Large budget deficits were also identified to have compounded the effects of these external shocks by increasing the demand for foreign exchange. As a result, the global financial institution observed that about half of the countries in the region had deficits exceeding five per cent of gross domestic product in 2022, putting pressure on their exchange rates.

IMF sees domestic debt restructuring playing big role in future debt crisis

Highlighting the implications, the report noted that when currencies weaken against the US dollar, local prices rise, as much of what people buy, including essential items like food, are imported. It added that more than two-thirds of imports are priced in US dollars for most countries in sub-Saharan Africa.

“Weaker currencies also push up public debt. About 40 percent of public debt is external in sub-Saharan Africa and over 60 percent of that debt is in US dollars for most countries,” the report stated.

The Bretton Wood Institution stated that since the beginning of the pandemic, exchange rate depreciations have contributed to the region’s rise in public debt by about 10 percentage points of GDP on average by end-2022, holding all else equal.

It noted that though many central banks in the region have tried to prop up their currencies by supplying foreign exchange to importers from their reserves, the falling reserve buffers in many countries has left  little room to continue intervening in foreign exchange markets.

The article also observed that some countries have applied administrative measures such as foreign exchange rationing or banning foreign currency transactions. It,however, pointed out that these measures can be highly distortive and create opportunities for corruption.

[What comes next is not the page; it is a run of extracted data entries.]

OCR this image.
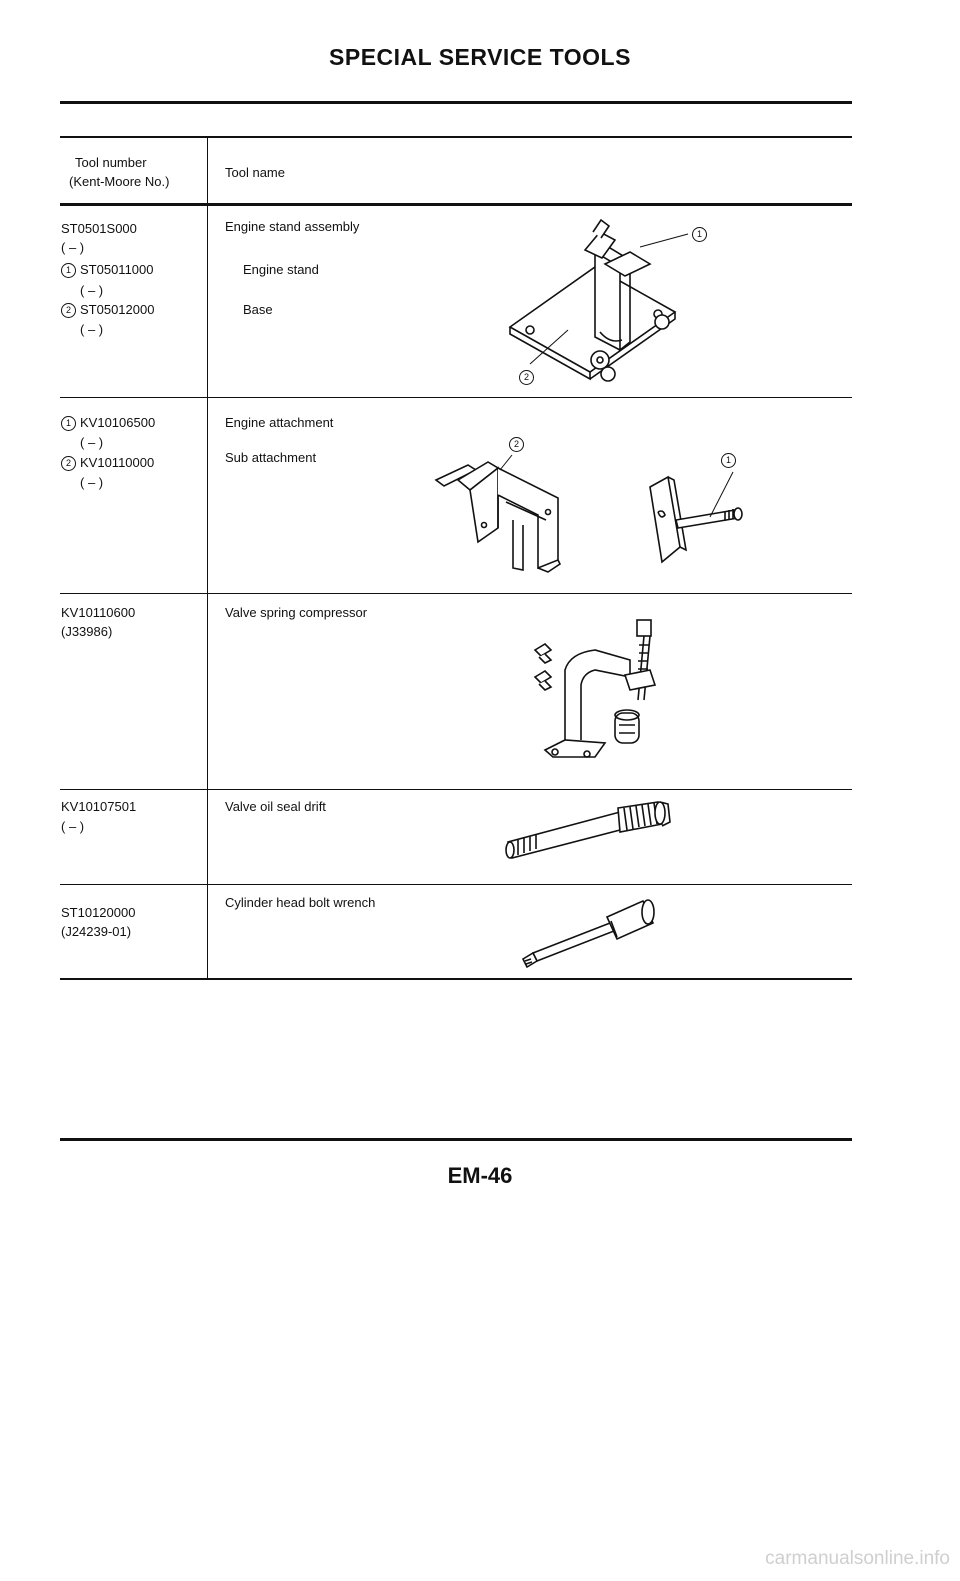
SPECIAL SERVICE TOOLS
Tool number
(Kent-Moore No.)
Tool name
ST0501S000
( – )
1 ST05011000
( – )
2 ST05012000
( – )
Engine stand assembly
Engine stand
Base
1
2
1 KV10106500
( – )
2 KV10110000
( – )
Engine attachment
Sub attachment
2
1
KV10110600
(J33986)
Valve spring compressor
KV10107501
( – )
Valve oil seal drift
ST10120000
(J24239-01)
Cylinder head bolt wrench
EM-46
carmanualsonline.info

Given that the external shocks are expected to persist, the IMF said countries where exchange rates are not pegged (fixed) to a currency have little choice but to let the exchange rate adjust and tighten monetary policy to fight inflation.

On the other hand, it said countries with pegged exchange rates will need to adjust monetary policy in line with the country of the peg.

In both country groups, the IMF advised that fiscal consolidation can help to rein in external imbalances and limit the increase in debt related to currency depreciation.  It also recommended structural reforms to boost growth.